If the Oscar was awarded for perversity Brian Painter would have won hands down… so he has got this bloke lying on his couch in no doubt a suitably hypnotic state explaining something that I thought was perfectly reasonable, but Brian seemed to recognise as a phobia. The moment the aforementioned was driving over 65 mph, if he looked down at his speedometer he started developing all the symptoms of an impending panic attack. So the phycological cure was duly administered. Said under man who previously kept his eyes on the road when travelling over 65 mph and probably did not go much over 70 mph in any event, through his cure became so confident that could cruise at a speed far in excess of 70 mph whilst looking at the speedometer. Now there’s progress!! We should be concerned about referring anyone to Brian who had a fear of flying just in case that phobia is so successfully cured that the patient feels obliged to run to the top of the highest building and thereby attempt what he had always feared. However, the Oscar is not awarded for perversity, it is awarded for clear exposition of your business, who you are, what you do and what type of referral you are looking for. It therefore followed as night follows day that Kevin Radford was awarded the Oscar. He offered a suitably off the wall hark back to Dr. Who and the cybermen from the BBC of yore. Sadly all too many members remembered the cybermen which doesn’t say much for the age demographic of the group, but does acknowledge the importance of being surreal. An excellent effort, but I can’t help but think that Kevin had in mind the person who was awarding the Oscar…..yes you’ve guessed it, Alan Shaw.
Paul Booth was the 10 minute presenter. Still bathed in the glow of his success in winning the “jolly good egg of the month” competition for September, he then went on to remind us that accountancy was no laughing matter. Nonetheless it is rather important for all of us as tax payers to get it right and have the benefit of good accountancy advice.

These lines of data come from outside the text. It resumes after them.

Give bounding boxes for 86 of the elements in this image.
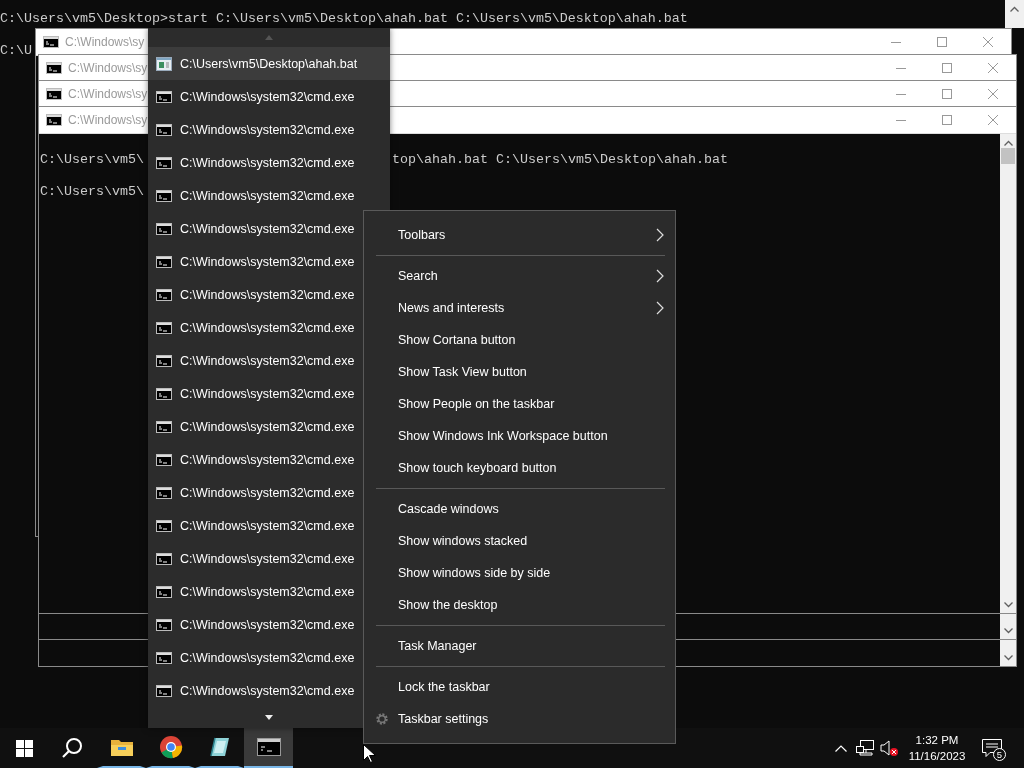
scroll-up-icon[interactable] (1010, 6, 1019, 12)
folder-icon (109, 737, 134, 757)
console-icon (156, 552, 172, 565)
taskbar-button[interactable] (244, 728, 293, 768)
console-icon (43, 36, 59, 48)
console-text: C:\Users\vm5\ (40, 152, 144, 168)
chevron-up-icon (835, 744, 847, 752)
page-icon (208, 736, 231, 758)
menu-item[interactable]: Show Windows Ink Workspace button (364, 420, 675, 452)
chevron-right-icon (656, 269, 664, 283)
console-icon (46, 88, 62, 100)
menu-item[interactable]: Show touch keyboard button (364, 452, 675, 484)
console-icon (46, 114, 62, 126)
scroll-down-icon[interactable] (1003, 602, 1013, 608)
console-text: C:\Users\vm5\Desktop>start C:\Users\vm5\Desktop\ahah.bat C:\Users\vm5\Desktop\ahah.bat (0, 11, 688, 26)
message-icon (982, 739, 1002, 757)
jump-list-item[interactable]: C:\Windows\system32\cmd.exe (148, 113, 390, 146)
gear-icon (375, 712, 389, 726)
console-icon (256, 738, 281, 756)
console-icon (156, 420, 172, 433)
jump-list-item[interactable]: C:\Users\vm5\Desktop\ahah.bat (148, 47, 390, 80)
window-title: C:\Windows\sy (68, 61, 148, 75)
close-icon (988, 115, 998, 125)
jump-list-item[interactable]: C:\Windows\system32\cmd.exe (148, 80, 390, 113)
notifications-button[interactable]: 5 (973, 728, 1011, 768)
close-icon (988, 89, 998, 99)
scroll-down-icon[interactable] (265, 715, 273, 720)
scroll-down-icon[interactable] (1003, 628, 1013, 634)
maximize-icon (937, 37, 947, 47)
console-icon (156, 189, 172, 202)
four-panes-icon (15, 739, 33, 757)
console-text: top\ahah.bat C:\Users\vm5\Desktop\ahah.bat (392, 152, 728, 168)
jump-list-item[interactable]: C:\Windows\system32\cmd.exe (148, 146, 390, 179)
window-title: C:\Windows\sy (68, 113, 148, 127)
menu-item[interactable]: Show windows stacked (364, 525, 675, 557)
maximize-icon (942, 89, 952, 99)
menu-item[interactable]: Cascade windows (364, 493, 675, 525)
console-icon (156, 156, 172, 169)
menu-item[interactable]: Show Task View button (364, 356, 675, 388)
menu-item[interactable]: Task Manager (364, 630, 675, 662)
menu-item[interactable]: Show windows side by side (364, 557, 675, 589)
network-icon (856, 740, 874, 756)
maximize-icon (942, 63, 952, 73)
chevron-right-icon (656, 301, 664, 315)
menu-item[interactable]: Search (364, 260, 675, 292)
close-icon (988, 63, 998, 73)
console-icon (156, 618, 172, 631)
console-icon (156, 255, 172, 268)
console-icon (156, 453, 172, 466)
scroll-down-icon[interactable] (1003, 655, 1013, 661)
window-title: C:\Windows\sy (65, 35, 145, 49)
console-icon (156, 387, 172, 400)
console-icon (156, 321, 172, 334)
console-icon (156, 354, 172, 367)
window-title: C:\Windows\sy (68, 87, 148, 101)
close-icon (983, 37, 993, 47)
console-icon (156, 684, 172, 697)
console-icon (156, 288, 172, 301)
menu-item[interactable]: Show People on the taskbar (364, 388, 675, 420)
scrollbar[interactable] (1005, 0, 1024, 28)
menu-item[interactable]: Show the desktop (364, 589, 675, 621)
console-icon (156, 585, 172, 598)
maximize-icon (942, 115, 952, 125)
jump-list-item[interactable]: C:\Windows\system32\cmd.exe (148, 179, 390, 212)
circle-logo-icon (158, 735, 183, 759)
mouse-cursor-icon (363, 744, 376, 764)
menu-item[interactable]: Toolbars (364, 219, 675, 251)
notification-badge: 5 (993, 748, 1006, 761)
window-icon (156, 56, 172, 71)
chevron-right-icon (656, 228, 664, 242)
scroll-up-icon[interactable] (1003, 140, 1013, 146)
search-icon (61, 737, 83, 759)
console-icon (156, 486, 172, 499)
console-icon (156, 90, 172, 103)
menu-item[interactable]: Show Cortana button (364, 324, 675, 356)
console-icon (156, 222, 172, 235)
console-icon (46, 62, 62, 74)
console-icon (156, 519, 172, 532)
console-text: C:\U (0, 43, 32, 58)
menu-item[interactable]: News and interests (364, 292, 675, 324)
console-icon (156, 651, 172, 664)
console-icon (156, 123, 172, 136)
scrollbar[interactable] (1000, 134, 1016, 613)
scroll-thumb[interactable] (1001, 148, 1015, 164)
console-text: C:\Users\vm5\ (40, 184, 144, 200)
clock[interactable]: 1:32 PM 11/16/2023 (901, 728, 973, 768)
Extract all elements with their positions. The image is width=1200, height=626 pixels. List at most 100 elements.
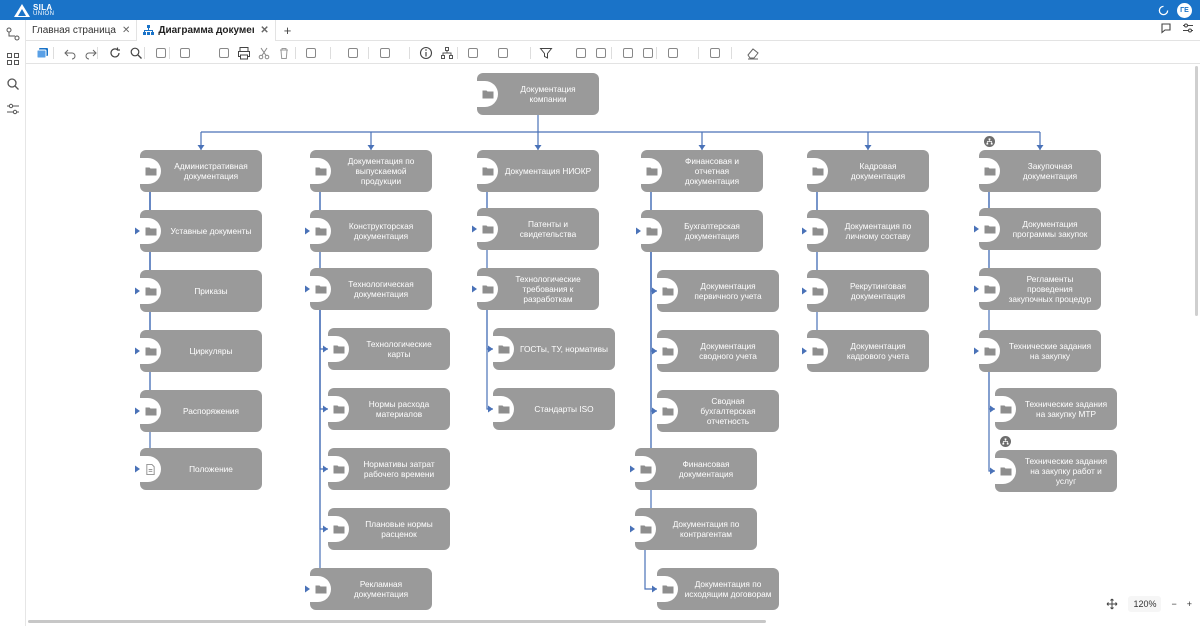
diagram-node-c1e[interactable]: Положение: [140, 448, 262, 490]
delete-icon[interactable]: [277, 46, 291, 60]
panel-settings-icon[interactable]: [1182, 22, 1194, 34]
hierarchy-icon[interactable]: [440, 46, 454, 60]
settings-sliders-icon[interactable]: [6, 102, 20, 116]
diagram-node-c3b2[interactable]: Стандарты ISO: [493, 388, 615, 430]
search-icon[interactable]: [129, 46, 143, 60]
connector-edge: [807, 170, 818, 352]
zoom-out-button[interactable]: −: [1171, 599, 1176, 609]
diagram-node-c1c[interactable]: Циркуляры: [140, 330, 262, 372]
eraser-icon[interactable]: [746, 46, 760, 60]
arrange-icon[interactable]: [378, 46, 392, 60]
diagram-node-c6b[interactable]: Регламенты проведения закупочных процеду…: [979, 268, 1101, 310]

The referrals round produced an immediate acknowledgement of the usefulness of Paul’s offering. Alan Shaw declared that he was not going to have any more children and Tina Walker realised that she had another reason to be glad that she didn’t have any. Is it possible that accountancy can be the new non-invasive birth control method for the 21st century.
Not that the referrals round didn’t have a serious side, £10,700.00 worth of business was recorded which added to previous weekly tallies this month produced around £87,000.00 worth of business written. This is maintaining the average that will provide a million pound turnover a year, well done everybody.
Finally the announcements confirmed that we have 23 booked for the Christmas dinner at Prezzo in Billericay on the 21st December. Anyone who hasn’t paid their deposit of £5.00 per head please do so asap.
Although we have confirmed the booking for this number if anyone else gets the urge do not hesitate to let Terry Maylin know and we should be able to add to the numbers, but time is running out.
Finally, if I have missed anything out that was notable from the meeting please add it in by making comments to this blog and indeed if you can think of any other businesses that might put you off having children please feel free to share that with us.